I'm not planning to run for office, in case you were wondering. I don't have the relentless ambition required, and don't want to have to self-promote so aggressively. I tend to be shy and soft-spoken, not traits people look for in their elected officials. But it would be cool if I could win an election if I did run. Kind of like, say, the second amendment says I could bear arms if I chose to, and I exercise my freedom under that rule by choosing not to.
Identities, right. I got sidetracked. I also thought of my maternal grandmother, now deceased, who was generally a good and righteous person, although she had some very socially conservative ideas. Late in her life, she suffered from a series of tiny, undetectable strokes that were slowly eating away her memories and orientation in space and time.
She had always loved her son and daughters, although she didn't necessarily like the choices they'd made or their identities that they'd settled into. For example, my mother (her eldest) changed religion, her son became a woodworker and got a college degree in his 40s rather than in his 20s like she'd hoped, and her youngest, my favorite aunt, grew up to be a (former) professional athlete and psychiatric social worker - and a lesbian.
Remember I mentioned the socially conservative ideas my grandmother had?
We were sitting around a table at some family gathering - aunt, aunt's then-girlfriend (now life partner, an adoptive aunt from my POV), uncle and his wife, the other aunt and her husband, and my folks. The kids, including myself, were at an adjacent table. Now, at some point in the conversation, it was mentioned that some famous woman had come out of the closet and stated publicly that she was a lesbian. This was met with general approval, except from my grandmother, who looked a bit confused, until she said:
I don't know what lesbians are - I think I must have known it once, but I must have forgotten it - but they're bad people. You stay away from them.

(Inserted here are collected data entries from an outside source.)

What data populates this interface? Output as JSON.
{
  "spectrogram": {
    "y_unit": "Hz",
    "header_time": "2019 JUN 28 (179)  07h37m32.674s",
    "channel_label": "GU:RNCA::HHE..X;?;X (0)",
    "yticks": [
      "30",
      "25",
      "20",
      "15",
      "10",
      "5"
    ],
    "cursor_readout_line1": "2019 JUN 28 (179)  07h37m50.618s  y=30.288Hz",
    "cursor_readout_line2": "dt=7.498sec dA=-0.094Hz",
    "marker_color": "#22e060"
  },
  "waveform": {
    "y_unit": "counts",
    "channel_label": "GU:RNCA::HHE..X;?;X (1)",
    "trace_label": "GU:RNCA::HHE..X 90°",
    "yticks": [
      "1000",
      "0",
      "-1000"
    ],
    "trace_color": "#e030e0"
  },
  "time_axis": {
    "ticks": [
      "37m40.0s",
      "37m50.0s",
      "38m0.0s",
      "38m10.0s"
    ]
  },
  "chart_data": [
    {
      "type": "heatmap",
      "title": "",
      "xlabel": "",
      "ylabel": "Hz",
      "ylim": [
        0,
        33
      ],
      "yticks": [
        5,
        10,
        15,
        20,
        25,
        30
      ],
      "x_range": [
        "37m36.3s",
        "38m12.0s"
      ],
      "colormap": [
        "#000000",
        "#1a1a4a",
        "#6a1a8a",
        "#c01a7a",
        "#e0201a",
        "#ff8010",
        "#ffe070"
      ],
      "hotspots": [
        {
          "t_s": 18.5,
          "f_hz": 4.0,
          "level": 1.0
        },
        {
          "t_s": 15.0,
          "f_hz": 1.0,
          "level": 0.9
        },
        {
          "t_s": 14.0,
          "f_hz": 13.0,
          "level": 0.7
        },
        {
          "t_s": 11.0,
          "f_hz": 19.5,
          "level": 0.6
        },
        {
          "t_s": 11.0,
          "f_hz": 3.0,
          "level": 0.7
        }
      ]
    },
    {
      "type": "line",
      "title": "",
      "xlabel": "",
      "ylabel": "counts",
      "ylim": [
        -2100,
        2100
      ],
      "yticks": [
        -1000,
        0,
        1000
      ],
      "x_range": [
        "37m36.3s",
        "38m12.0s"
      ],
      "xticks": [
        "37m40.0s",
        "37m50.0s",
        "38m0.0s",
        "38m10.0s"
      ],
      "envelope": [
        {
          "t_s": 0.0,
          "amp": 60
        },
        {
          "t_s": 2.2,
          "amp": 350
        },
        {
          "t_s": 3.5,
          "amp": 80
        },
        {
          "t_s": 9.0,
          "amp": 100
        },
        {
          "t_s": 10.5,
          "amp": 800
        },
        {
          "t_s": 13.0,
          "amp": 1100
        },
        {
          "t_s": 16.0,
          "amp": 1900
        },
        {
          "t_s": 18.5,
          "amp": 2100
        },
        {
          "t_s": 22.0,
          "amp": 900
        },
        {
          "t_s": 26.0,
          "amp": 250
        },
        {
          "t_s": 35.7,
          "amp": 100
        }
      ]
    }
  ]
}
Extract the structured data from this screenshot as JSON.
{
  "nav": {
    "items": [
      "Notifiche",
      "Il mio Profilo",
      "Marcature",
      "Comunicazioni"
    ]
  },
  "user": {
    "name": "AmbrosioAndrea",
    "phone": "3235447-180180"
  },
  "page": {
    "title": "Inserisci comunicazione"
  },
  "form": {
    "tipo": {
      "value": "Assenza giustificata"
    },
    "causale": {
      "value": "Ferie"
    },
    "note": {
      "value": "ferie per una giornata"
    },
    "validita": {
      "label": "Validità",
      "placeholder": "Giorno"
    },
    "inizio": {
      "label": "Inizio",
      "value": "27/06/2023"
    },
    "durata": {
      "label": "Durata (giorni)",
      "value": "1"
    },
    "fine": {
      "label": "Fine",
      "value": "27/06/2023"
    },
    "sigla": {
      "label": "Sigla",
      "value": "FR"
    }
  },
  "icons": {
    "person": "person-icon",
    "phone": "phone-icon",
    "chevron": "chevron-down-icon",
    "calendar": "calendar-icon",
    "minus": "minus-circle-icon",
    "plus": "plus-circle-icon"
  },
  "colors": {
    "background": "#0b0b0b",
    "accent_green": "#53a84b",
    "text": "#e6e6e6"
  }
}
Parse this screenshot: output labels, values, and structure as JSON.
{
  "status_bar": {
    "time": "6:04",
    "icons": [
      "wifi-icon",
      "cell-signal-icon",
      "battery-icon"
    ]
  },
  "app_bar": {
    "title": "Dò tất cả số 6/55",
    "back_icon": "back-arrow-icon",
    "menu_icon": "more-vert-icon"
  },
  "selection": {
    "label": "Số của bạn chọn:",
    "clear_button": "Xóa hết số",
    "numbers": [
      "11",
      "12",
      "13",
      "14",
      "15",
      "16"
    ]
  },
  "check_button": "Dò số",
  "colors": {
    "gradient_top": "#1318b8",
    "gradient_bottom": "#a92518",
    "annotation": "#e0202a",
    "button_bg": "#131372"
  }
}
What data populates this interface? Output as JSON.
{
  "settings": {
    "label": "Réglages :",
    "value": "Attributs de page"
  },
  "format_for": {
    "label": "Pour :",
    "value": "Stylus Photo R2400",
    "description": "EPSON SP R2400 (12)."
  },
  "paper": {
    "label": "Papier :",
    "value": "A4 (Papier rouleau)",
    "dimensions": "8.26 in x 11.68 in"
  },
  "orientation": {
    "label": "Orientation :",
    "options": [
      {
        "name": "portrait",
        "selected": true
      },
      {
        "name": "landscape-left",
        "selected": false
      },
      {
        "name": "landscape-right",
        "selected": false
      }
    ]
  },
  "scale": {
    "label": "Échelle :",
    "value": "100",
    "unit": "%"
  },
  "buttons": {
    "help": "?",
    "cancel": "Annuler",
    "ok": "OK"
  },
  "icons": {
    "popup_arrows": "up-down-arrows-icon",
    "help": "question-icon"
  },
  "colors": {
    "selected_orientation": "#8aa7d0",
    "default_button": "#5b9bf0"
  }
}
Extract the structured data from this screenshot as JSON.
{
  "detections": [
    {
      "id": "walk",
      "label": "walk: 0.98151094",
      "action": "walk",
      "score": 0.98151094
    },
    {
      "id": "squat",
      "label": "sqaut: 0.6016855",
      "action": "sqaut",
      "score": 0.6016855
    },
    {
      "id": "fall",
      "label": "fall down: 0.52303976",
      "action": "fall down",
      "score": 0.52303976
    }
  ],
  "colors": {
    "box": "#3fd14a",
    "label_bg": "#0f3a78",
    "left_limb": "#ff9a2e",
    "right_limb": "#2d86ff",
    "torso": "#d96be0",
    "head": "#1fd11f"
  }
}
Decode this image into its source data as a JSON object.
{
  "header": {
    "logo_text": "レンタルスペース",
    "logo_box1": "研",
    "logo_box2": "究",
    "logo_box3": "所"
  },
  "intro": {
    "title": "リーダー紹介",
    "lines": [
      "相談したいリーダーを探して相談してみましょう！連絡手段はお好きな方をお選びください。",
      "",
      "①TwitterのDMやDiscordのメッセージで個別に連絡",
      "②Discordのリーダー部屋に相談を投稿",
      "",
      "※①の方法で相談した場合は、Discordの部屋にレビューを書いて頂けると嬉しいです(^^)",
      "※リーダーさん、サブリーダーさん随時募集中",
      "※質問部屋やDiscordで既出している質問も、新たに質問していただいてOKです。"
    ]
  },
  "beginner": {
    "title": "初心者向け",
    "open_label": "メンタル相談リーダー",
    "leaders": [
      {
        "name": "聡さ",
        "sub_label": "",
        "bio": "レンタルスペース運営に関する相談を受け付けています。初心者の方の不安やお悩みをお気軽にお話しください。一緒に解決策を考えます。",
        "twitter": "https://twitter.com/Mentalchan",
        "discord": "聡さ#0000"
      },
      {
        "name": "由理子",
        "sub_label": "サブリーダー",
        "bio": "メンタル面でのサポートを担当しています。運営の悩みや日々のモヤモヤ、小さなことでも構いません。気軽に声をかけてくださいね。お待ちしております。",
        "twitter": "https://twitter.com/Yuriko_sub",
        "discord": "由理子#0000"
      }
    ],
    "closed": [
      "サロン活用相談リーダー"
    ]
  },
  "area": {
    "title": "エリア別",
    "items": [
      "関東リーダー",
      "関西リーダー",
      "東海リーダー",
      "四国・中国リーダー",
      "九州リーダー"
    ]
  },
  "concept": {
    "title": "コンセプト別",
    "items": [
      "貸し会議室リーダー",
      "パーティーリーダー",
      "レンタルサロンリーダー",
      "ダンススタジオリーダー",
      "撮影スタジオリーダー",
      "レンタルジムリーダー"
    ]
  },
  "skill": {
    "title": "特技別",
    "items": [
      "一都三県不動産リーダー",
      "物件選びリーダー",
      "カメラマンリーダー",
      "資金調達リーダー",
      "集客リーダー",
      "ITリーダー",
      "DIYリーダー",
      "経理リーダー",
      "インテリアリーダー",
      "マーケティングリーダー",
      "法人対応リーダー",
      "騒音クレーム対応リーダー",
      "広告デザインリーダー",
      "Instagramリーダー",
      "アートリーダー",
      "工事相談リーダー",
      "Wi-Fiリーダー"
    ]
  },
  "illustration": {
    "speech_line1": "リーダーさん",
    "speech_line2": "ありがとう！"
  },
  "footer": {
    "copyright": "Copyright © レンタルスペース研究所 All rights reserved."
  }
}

All the adults and a couple of the kids (myself included) burst out with giggles, including the soccer-playing girlfriend, except for the favorite aunt ("Mooommm!"), because we knew she couldn't remember that her own daughter was a lesbian but she loved her anyway. She only remembered that the word evoked vague feelings of negativity.
You know the thing with inter-communal tensions? People of different colors (as it were) not mixing too well, in many cases, and suchlike? I think to a large extent, maybe entirely, it's because we allow those vague feelings to dictate the things that we say or do. We don't use the thinking process that does its best to rationally weigh the known factors and come to conclusions, because it's hard. After all, a brain is not just a machine that thinks, it's a machine that does its best to avoid thinking, because thinking is expensive. You burn more blood sugar that way.
See, my grandmother had an excuse - she was an old-fashioned southern belle and had "shotgun" lesions in her brain. The rest of us? Hell no, we've got no excuse.